A talk with Verena Redin, Scenografa scaligera
Scenografa realizzatrice della Scala, Verena Redin studia all’Accademia di Belle Arti scenografia. Sceglie questo ramo di studi per la passione del teatro. C’è stata una folgorazione durante la sua vita, dopo aver visto i lavori del pantomimo Lindsay Kemp (che insegnò questa arte nientemeno che al Duca Bianco David Bowie). Nelle su e rappresentazioni coglieva il coinvolgimento dei sensi, l’empatia con il suo percussionista e l’uso delle luci. Ha conosciuto molto da vicino i più grandi scenografi del mondo.
In cosa consiste il suo lavoro? E quale è la differenza tra scenografo bozzettista e realizzatore? Lo scenografo bozzettista lavora in team con il regista cui viene commissionato un’opera o un balletto. Si occupa della creazione di moodboard e di disegni della scenografia: è un progettista. Quello realizzatore, come suggerisce il termine, invece traduce queste immagini nella scenografia tangibile.
Come prende vita un’opera scaligera?
Dalle prime riunioni con gli altri capo-reparto della Scala prende vita l’opera. Nello specifico del mio lavoro, quello di scenografa realizzatrice, io e il mio team analizziamo le piante, le scenografie, e così elaboriamo i campioni dagli storyboard. Il regista racconta la sua idea e ogni scenografo, con la sua unicità e sensibilità – dichiara Verena a D-Art – trasmettendo così un messaggio unico. Si creano le ambientazioni, che possono essere astratte o fedeli all’epoca storica. Da queste suggestioni che si creano attraverso soprattutto la ricerca di materiali credo di saper esprimere al meglio la creatività dello scenografo bozzettista.
Come prosegue poi la fase creativa dello scenografo bozzettista?
Dopo questo primo meeting porto i campioni al secondo incontro con il team. Ogni volta si creano dei prototipi ex novo, utilizzando materiali sempre nuovi. Gli elementi strutturali come il ferro, il legno e la parte meccanica sono adattati alle esigenze della scena. La parte più difficile del lavoro è saper interpretare il gusto pittorico e riproporlo in dimensione del palco. Ossia tradurre graficamente le sensazioni, interpretare le tavole tecniche, il gusto pittorico.
Cosa le entusiasma di più del suo lavoro?

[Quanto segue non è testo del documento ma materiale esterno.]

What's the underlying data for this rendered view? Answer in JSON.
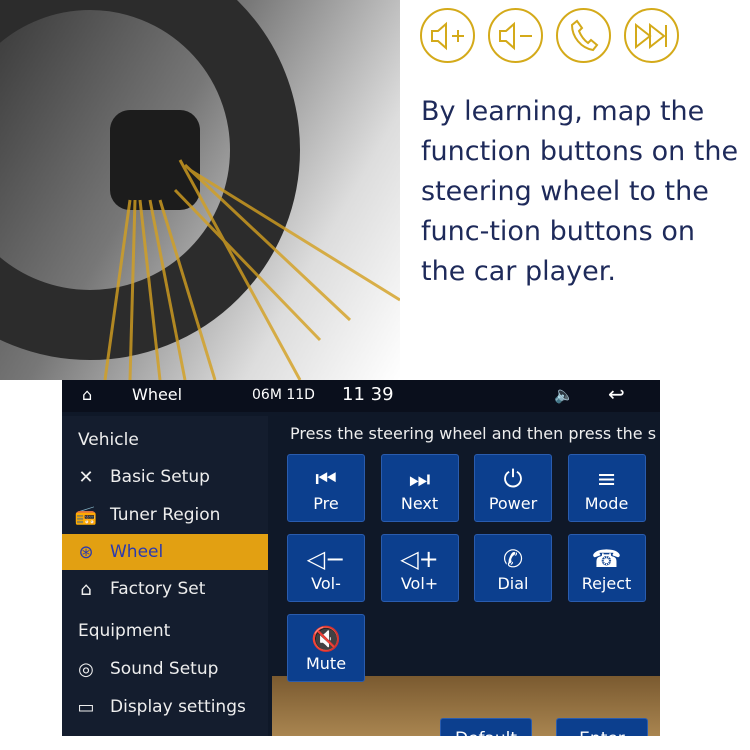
{
  "promo": {
    "icons": [
      "volume-up-icon",
      "volume-down-icon",
      "phone-icon",
      "next-track-icon"
    ],
    "description": "By learning, map the function buttons on the steering wheel to the func-tion buttons on the car player.",
    "accent": "#d4aa1a"
  },
  "topbar": {
    "title": "Wheel",
    "date": "06M 11D",
    "time": "11 39"
  },
  "sidebar": {
    "sections": [
      {
        "header": "Vehicle",
        "items": [
          {
            "label": "Basic Setup",
            "icon": "tools-icon"
          },
          {
            "label": "Tuner Region",
            "icon": "radio-icon"
          },
          {
            "label": "Wheel",
            "icon": "steering-wheel-icon",
            "selected": true
          },
          {
            "label": "Factory Set",
            "icon": "house-gear-icon"
          }
        ]
      },
      {
        "header": "Equipment",
        "items": [
          {
            "label": "Sound Setup",
            "icon": "speaker-icon"
          },
          {
            "label": "Display settings",
            "icon": "monitor-icon"
          }
        ]
      }
    ],
    "selected_color": "#e2a012"
  },
  "main": {
    "hint": "Press the steering wheel and then press the s",
    "buttons": [
      {
        "label": "Pre",
        "glyph": "⏮"
      },
      {
        "label": "Next",
        "glyph": "⏭"
      },
      {
        "label": "Power",
        "glyph": "⏻"
      },
      {
        "label": "Mode",
        "glyph": "≡"
      },
      {
        "label": "Vol-",
        "glyph": "◁−"
      },
      {
        "label": "Vol+",
        "glyph": "◁+"
      },
      {
        "label": "Dial",
        "glyph": "✆"
      },
      {
        "label": "Reject",
        "glyph": "☎"
      },
      {
        "label": "Mute",
        "glyph": "🔇"
      }
    ],
    "default_label": "Default",
    "enter_label": "Enter"
  }
}
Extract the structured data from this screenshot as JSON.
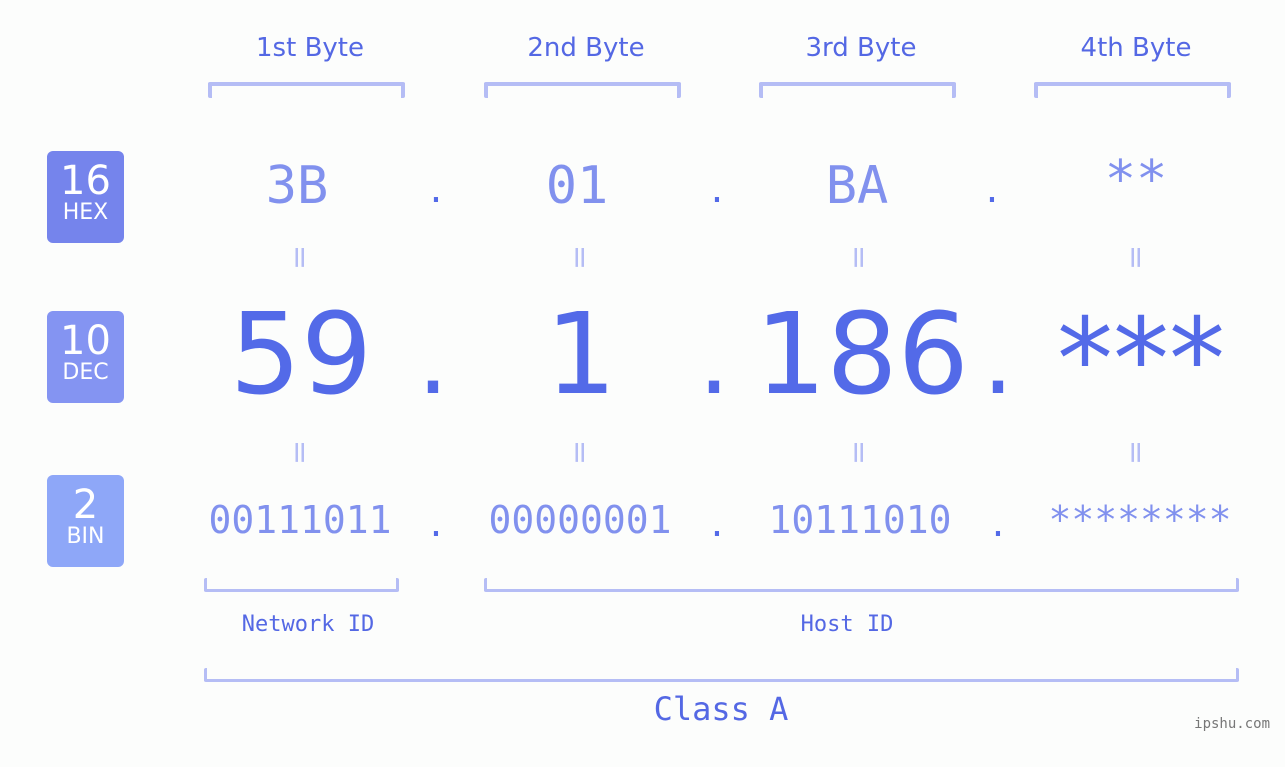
{
  "bytes": [
    {
      "title": "1st Byte",
      "hex": "3B",
      "dec": "59",
      "bin": "00111011"
    },
    {
      "title": "2nd Byte",
      "hex": "01",
      "dec": "1",
      "bin": "00000001"
    },
    {
      "title": "3rd Byte",
      "hex": "BA",
      "dec": "186",
      "bin": "10111010"
    },
    {
      "title": "4th Byte",
      "hex": "**",
      "dec": "***",
      "bin": "********"
    }
  ],
  "badges": {
    "hex": {
      "num": "16",
      "label": "HEX",
      "color": "#7584ec"
    },
    "dec": {
      "num": "10",
      "label": "DEC",
      "color": "#8494f2"
    },
    "bin": {
      "num": "2",
      "label": "BIN",
      "color": "#8ea7f8"
    }
  },
  "separator": ".",
  "equals": "=",
  "sections": {
    "network": "Network ID",
    "host": "Host ID"
  },
  "class_label": "Class A",
  "watermark": "ipshu.com",
  "colors": {
    "accent": "#536ae8",
    "light": "#8191ee",
    "bracket": "#b5bdf5"
  }
}
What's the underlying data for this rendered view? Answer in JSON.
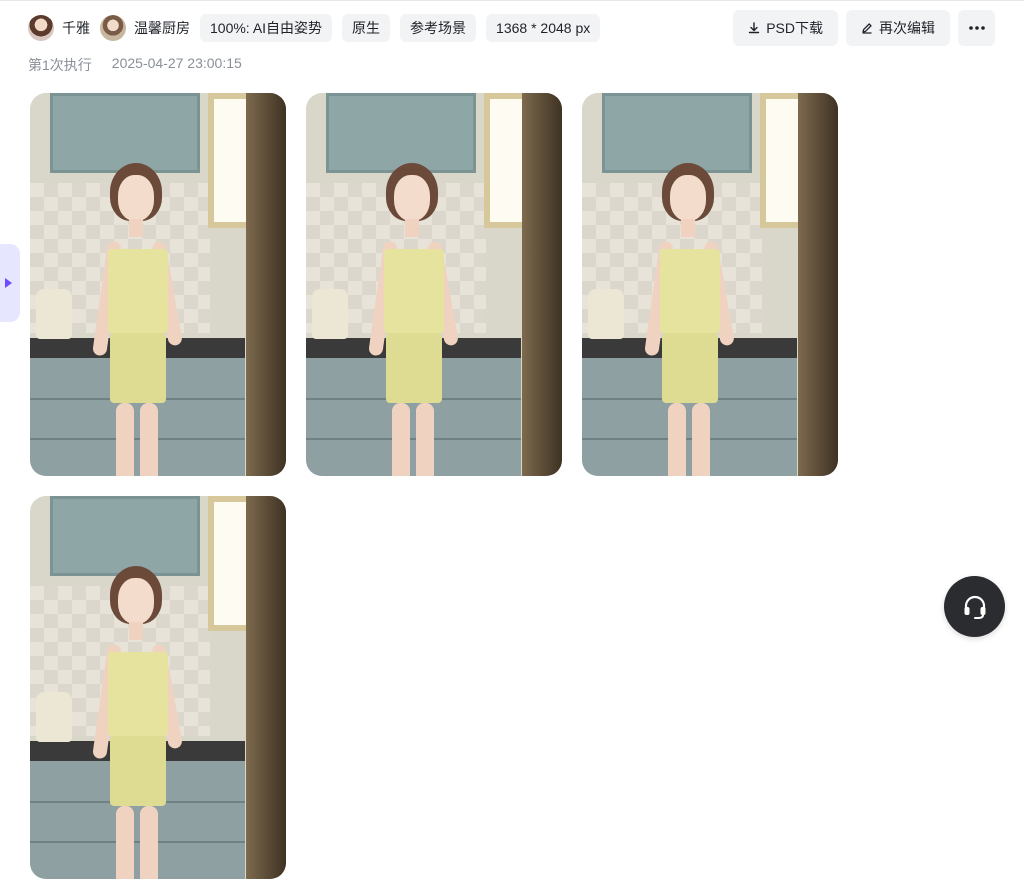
{
  "header": {
    "tags": [
      {
        "type": "avatar",
        "label": "千雅"
      },
      {
        "type": "avatar",
        "label": "温馨厨房"
      },
      {
        "type": "chip",
        "label": "100%: AI自由姿势"
      },
      {
        "type": "chip",
        "label": "原生"
      },
      {
        "type": "chip",
        "label": "参考场景"
      },
      {
        "type": "chip",
        "label": "1368 * 2048 px"
      }
    ],
    "actions": {
      "psd_download": "PSD下载",
      "re_edit": "再次编辑",
      "more": "···"
    },
    "meta": {
      "run_label": "第1次执行",
      "timestamp": "2025-04-27 23:00:15"
    }
  },
  "images": [
    {
      "name": "result-image-1"
    },
    {
      "name": "result-image-2"
    },
    {
      "name": "result-image-3"
    },
    {
      "name": "result-image-4"
    }
  ],
  "icons": {
    "download": "download-icon",
    "edit": "pen-icon",
    "more": "more-dots-icon",
    "expand": "expand-arrow-icon",
    "support": "headset-icon"
  },
  "colors": {
    "chip_bg": "#f2f3f5",
    "accent": "#6b4cff",
    "support_bg": "#2b2c30"
  }
}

La fase di ricerca in cui si toccano con mano i materiali è quella che mi entusiasma di più. Prima però si traduce in tavole tecniche con dimensioni reali il gusto del bozzettista.
Ciò che amo del lavorare in Scala è il lavoro dinamico. Lavorare sui prototipi è la parte che mi stimola di più. Il lavoro sui colori, sulla tela è dinamico: il lavoro in gruppo e il dialogo che ne scaturisce. Gli incontri che si fanno con professionisti da tutto il mondo è un altro aspetto che mi affascina assai.
Consegnare lo spettacolo “sezionato” arrivando alle prime prove vedendo l’integrazione della scena con le luci, gli attori diretti dal regista compongono questa “scatola magica” che è la rappresentazione dello spettacolo dal vivo.
Verena è ancora quell’adolescente che rimase folgorata da Lindsay Kemp. La scintilla che la appassiona da anni è sempre vivissima.